Problems that I encountered.
- LEDs randomly turning on and off - make sure the circuit is suspended in the air or properly secured on the table. Any angle or bend to the perf board can cause unintended shorts and grounding issues.
- No connectivity between wires/pins - sometimes, especially without the use of flux, dry joints between soldered joints can form due to the oxide layer that forms during soldering. Fix this by re-soldering the joint. The issue may also be caused by a bad wire, be sure to check connectivity before soldering these jumper cables.
- Inconsistent outputs - ensure that all ICs are receiving 5V and GND at the necessary pins.
- Floating voltage - these issues can generally be solved by securing a 10K resistor (pull-down resistor) from the pin to GND. But this is a bandage fix and often has other causes.
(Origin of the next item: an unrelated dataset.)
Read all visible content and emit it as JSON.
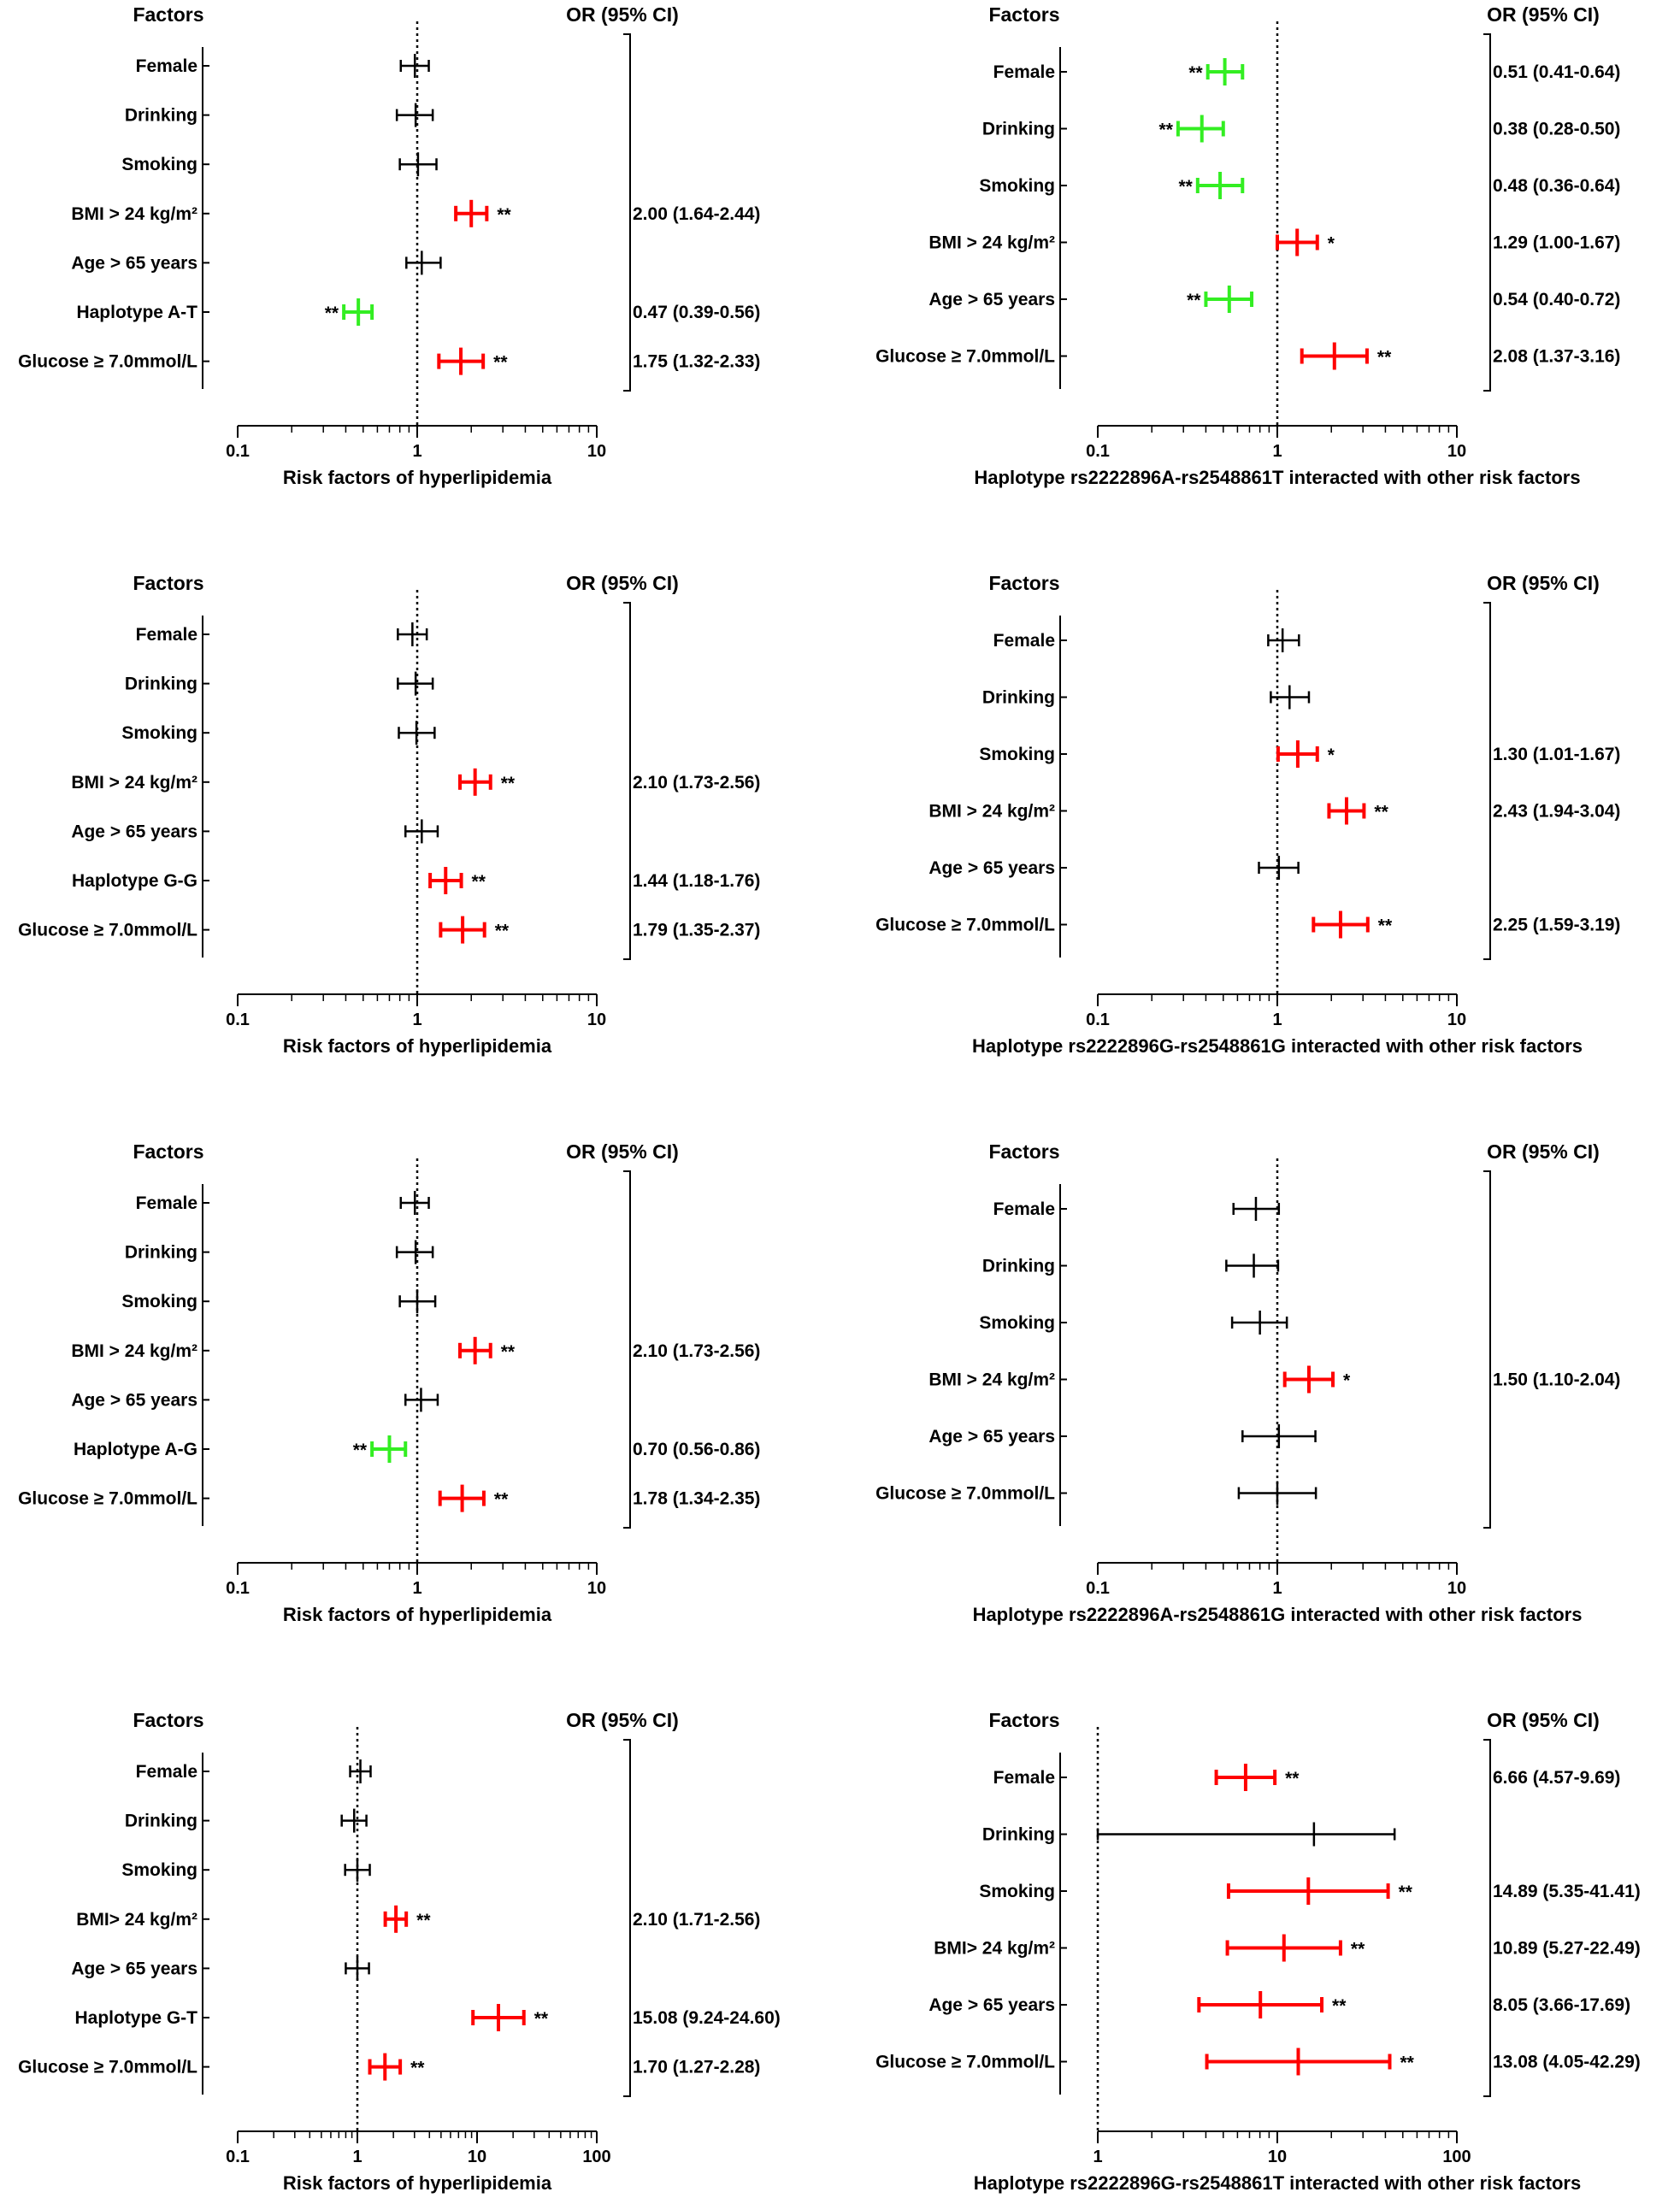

Debugging is often painful and tedious. If all else fails, follow the route of the current pin by pin until you discover the short/issue. A good quality and performing multimeter is your best friend in these circumstances.
Step 8: Next Steps...
The ALU is just one component of a computer. If you enjoyed this project and wanted to take it further, you might want to start making other parts of an 8-bit computer (RAM, registers, etc.). I'd recommend checking out this channel (Ben Eater) for more on designing the rest of an 8-bit computer from scratch. Such a project cements the basics of computer architecture which is both incredibly interesting and useful to learn about.
I hope you enjoyed the process of designing the building for this ALU :)